Wednesday, January 24, 2018

My Political Views

The political atmosphere in the U.S., you may have noticed, has become rather charged in recent years. One encounters political arguments of varying quality constantly, and, though I would prefer not to involve myself, I become concerned about the limited range of ideas that people hold, and how I get pigeonholed into descriptions that don't fit me well. Briefly, in the U.S., the thinking is that you are either on "the left" or "the right." These aren't very meaningful descriptions. If you are on the left, you are probably a Democrat and support equality, full government services, sufficient taxation to run the government properly, separation of church and state and abortion rights. If you are on the right, you are probably a Republican and support free enterprise, minimal government, lower taxation, the Christian religion and no abortion rights. When I engage in discussions with people who disagree with me, they usually lack the mental flexibility to characterize my views without resorting to these simplistic stereotypes. I thought I'd take a few minutes to clarify my political views.

Though, ostensibly, I fit better on the left end of the spectrum than the right, I actually don't fit either viewpoint very well, because both accept the current democratic process and a capitalism-based economy as givens. I fit the profile of the left mainly because I think that everyone should be treated equally under the law, and that a significant safety net ought to be in place, even when that requires financial sacrifices by the wealthy. My thinking is biological, starting with the fact that we are eusocial creatures who have cooperation built into our genes. Although the current situation, with overpopulation and strained interactions between historically segregated cultures, has to some extent been precipitating a reduction in cooperation, conceptually we have already reached a point where the simplest solution is to treat all people as members of one group, in which all are equal. This position comes naturally to those on the left, but those on the right tend to view other groups as inherently alien and therefore not meriting equal treatment. Specifically, Republicans who believe in the Puritan work ethic think that they alone are entitled to the fruits of their labor, and that they shouldn't have to share them with others. The Republican position lends itself to racism or other kinds of discrimination and has an ancient basis in the tribal instinct for survival in an environment inhabited by competing groups, hence, although it also has a biological basis, I consider it problematic as a solution to the ills facing mankind, because it encourages future conflict.

As I have said in previous posts, there is ample evidence that capitalism increases inequality, and that is only one of several of its disadvantages. Capitalism is also responsible for pollution, climate change, mass extinctions and the waste of natural resources. However, most people are prepared to overlook the problems associated with it, because they believe that it has brought about improvements in their standard of living. I have said less about the problems associated with democracy and will elaborate on that now. In the books I commented on by Daniel Kahneman, Steven Sloman, Philip Fernbach and Robert Sapolsky, it is readily apparent that the principles of democracy are in desperate need of reappraisal, despite the fact that none of these authors were willing to examine that problem. Specifically, if, as the evidence shows, people don't think clearly, are often irrational, and know far less than they think they do, why would one presume that collective decisions made in a democratic process would provide optimal solutions for a group?

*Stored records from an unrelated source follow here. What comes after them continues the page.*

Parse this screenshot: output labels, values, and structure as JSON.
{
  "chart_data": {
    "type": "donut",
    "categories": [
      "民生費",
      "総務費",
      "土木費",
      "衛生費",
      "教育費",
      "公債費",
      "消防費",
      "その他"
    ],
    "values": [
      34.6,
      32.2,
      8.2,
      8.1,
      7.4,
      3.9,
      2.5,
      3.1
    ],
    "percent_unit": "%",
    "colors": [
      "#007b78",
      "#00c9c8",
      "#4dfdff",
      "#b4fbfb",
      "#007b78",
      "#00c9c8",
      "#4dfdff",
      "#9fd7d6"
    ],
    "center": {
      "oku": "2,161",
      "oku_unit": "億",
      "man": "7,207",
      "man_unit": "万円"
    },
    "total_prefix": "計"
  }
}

There is evidence that small groups of decision-makers make better decisions than individuals, but that applies primarily to problems of limited scale, in which the parameters are significantly restrictive. Time and again, I have witnessed political leaders make poor and uninformed decisions and promote policies whose consequences are not fully understood or are obviously detrimental to the long-term benefits of the citizenry. This may occur as a result of political expediency, ignorance or the desire for personal gain. The fact is that, in a democracy, the voters themselves often do not understand which policies would be to their greatest benefit, and, by electing candidates whose views they share, they are guaranteeing the enactment into law of flawed policy decisions. The top positions in the U.S. government increasingly require a level of competence that no human possesses.

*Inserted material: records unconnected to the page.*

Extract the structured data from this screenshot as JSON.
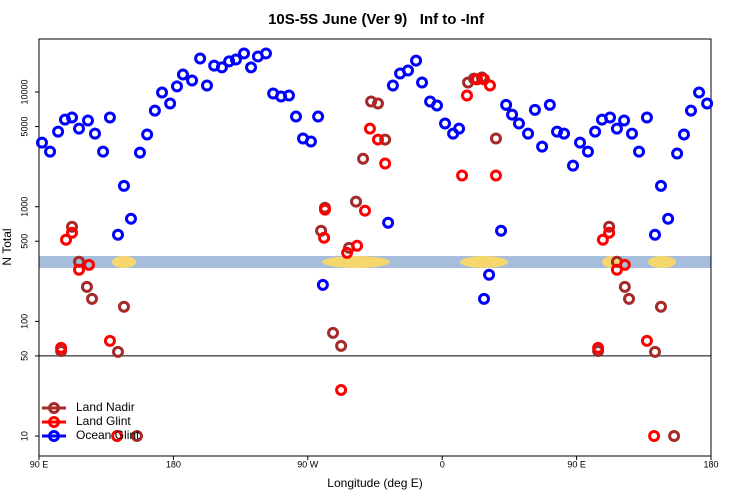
{
  "chart_data": {
    "type": "scatter",
    "title": "10S-5S June (Ver 9)   Inf to -Inf",
    "xlabel": "Longitude (deg E)",
    "ylabel": "N Total",
    "log_y": true,
    "hline": 50,
    "legend": "bottom-left",
    "xlim": [
      90,
      540
    ],
    "xticks": [
      {
        "value": 90,
        "label": "90 E"
      },
      180,
      {
        "value": 270,
        "label": "90 W"
      },
      {
        "value": 360,
        "label": "0"
      },
      {
        "value": 450,
        "label": "90 E"
      },
      {
        "value": 540,
        "label": "180"
      }
    ],
    "ylim": [
      6.7,
      29000
    ],
    "yticks": [
      10,
      50,
      100,
      500,
      1000,
      5000,
      10000
    ],
    "series": [
      {
        "name": "Land Nadir",
        "color": "#a52a2a",
        "x": [
          104.8,
          112.1,
          116.8,
          122.1,
          125.5,
          142.9,
          146.9,
          155.6,
          278.9,
          281.5,
          286.9,
          292.3,
          297.6,
          302.3,
          307,
          312.4,
          317,
          321.8,
          377.3,
          381.3,
          386.6,
          396,
          464.4,
          471.8,
          477,
          482.3,
          485.1,
          502.5,
          506.5,
          515.3
        ],
        "values": [
          55.2,
          668,
          331,
          200,
          157,
          54.2,
          134,
          10,
          617,
          979,
          79.4,
          61.1,
          438,
          1107,
          2620,
          8260,
          7940,
          3850,
          12100,
          13100,
          13400,
          3930,
          55.2,
          668,
          331,
          200,
          157,
          54.2,
          134,
          10
        ]
      },
      {
        "name": "Land Glint",
        "color": "#ff0000",
        "x": [
          104.8,
          108.1,
          112.1,
          116.8,
          123.5,
          137.5,
          142.3,
          280.9,
          281.5,
          292.3,
          296.3,
          303,
          308.3,
          311.6,
          317,
          321.8,
          373.3,
          376.6,
          383.3,
          388,
          392,
          396,
          464.4,
          467.6,
          471.8,
          477,
          482.3,
          497.1,
          501.9
        ],
        "values": [
          58.8,
          515,
          593,
          282,
          311,
          67.6,
          10,
          536,
          942,
          25.2,
          396,
          456,
          923,
          4800,
          3850,
          2380,
          1870,
          9320,
          12900,
          12900,
          11400,
          1870,
          58.8,
          515,
          593,
          282,
          311,
          67.6,
          10
        ]
      },
      {
        "name": "Ocean Glint",
        "color": "#0000ff",
        "x": [
          92,
          97.4,
          102.8,
          107.4,
          112.1,
          116.8,
          122.8,
          127.5,
          132.9,
          137.5,
          142.9,
          146.9,
          151.6,
          157.6,
          162.4,
          167.6,
          172.4,
          177.8,
          182.4,
          186.4,
          192.5,
          197.9,
          202.5,
          207.3,
          212.5,
          217.3,
          221.9,
          227.3,
          232,
          236.6,
          242,
          246.8,
          252.1,
          257.4,
          262.1,
          266.8,
          272.1,
          276.9,
          280.1,
          323.8,
          327,
          331.8,
          337.1,
          342.5,
          346.5,
          351.9,
          356.5,
          361.9,
          367.3,
          371.3,
          388,
          391.4,
          399.4,
          402.8,
          406.8,
          411.4,
          417.5,
          422.1,
          426.9,
          432.1,
          436.9,
          441.6,
          447.6,
          452.3,
          457.6,
          462.4,
          467,
          472.4,
          477,
          481.8,
          487.1,
          491.8,
          497.1,
          502.5,
          506.5,
          511.3,
          517.3,
          521.9,
          526.6,
          532,
          537.4
        ],
        "values": [
          3620,
          3020,
          4520,
          5750,
          5990,
          4800,
          5640,
          4340,
          3020,
          5990,
          569,
          1520,
          785,
          2960,
          4260,
          6890,
          9910,
          7940,
          11200,
          14200,
          12600,
          19600,
          11400,
          17000,
          16400,
          18500,
          19200,
          21700,
          16400,
          20400,
          21700,
          9710,
          9140,
          9320,
          6110,
          3930,
          3700,
          6110,
          208,
          725,
          11400,
          14500,
          15400,
          18800,
          12100,
          8260,
          7630,
          5310,
          4340,
          4800,
          157,
          255,
          617,
          7720,
          6350,
          5310,
          4340,
          6990,
          3340,
          7720,
          4520,
          4340,
          2280,
          3620,
          3020,
          4520,
          5750,
          5990,
          4800,
          5640,
          4340,
          3020,
          5990,
          569,
          1520,
          785,
          2910,
          4260,
          6890,
          9910,
          7940
        ]
      }
    ]
  }
}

My solution, as I've mentioned, is the gradual phasing out of traditional, hands-on, participatory democratic processes and the gradual phasing in of democratic algorithms, with the ultimate goal of replacing human voting. When AI advances to a sufficient level, it is conceivable that it will be possible to use it for better governance than we have thus far been able to provide for ourselves. At first glance, this kind of "wildlife management" model seems extremely unappealing, but if you imagine how people might actually live in it, it could be much better than what they are experiencing now. Conceivably, everyone could have sufficient food and shelter, a rich personal life and no worries about crime, war, servitude or environmental degradation. There might be reduced access to childbirth if the population became unmanageable, but most people would appreciate the benefits of certain restrictions on behavior, especially if they were administered fairly and equally; many of the current issues associated with partisanship reflect the unequal distribution of rights and restrictions. The need for a sense of self-determination could be satisfied by permitting small-scale decisions at the local level, with the larger, more complex issues falling under the aegis of AI. While, at this stage, this may still be a utopian idea, I have no difficulty imagining a population of happier, healthier people living without having to face their futures worrying about what the decisions made by their incompetent or corrupt leaders will bring. As you can see, this view hardly fits within the parameters of the Democratic or Republican parties.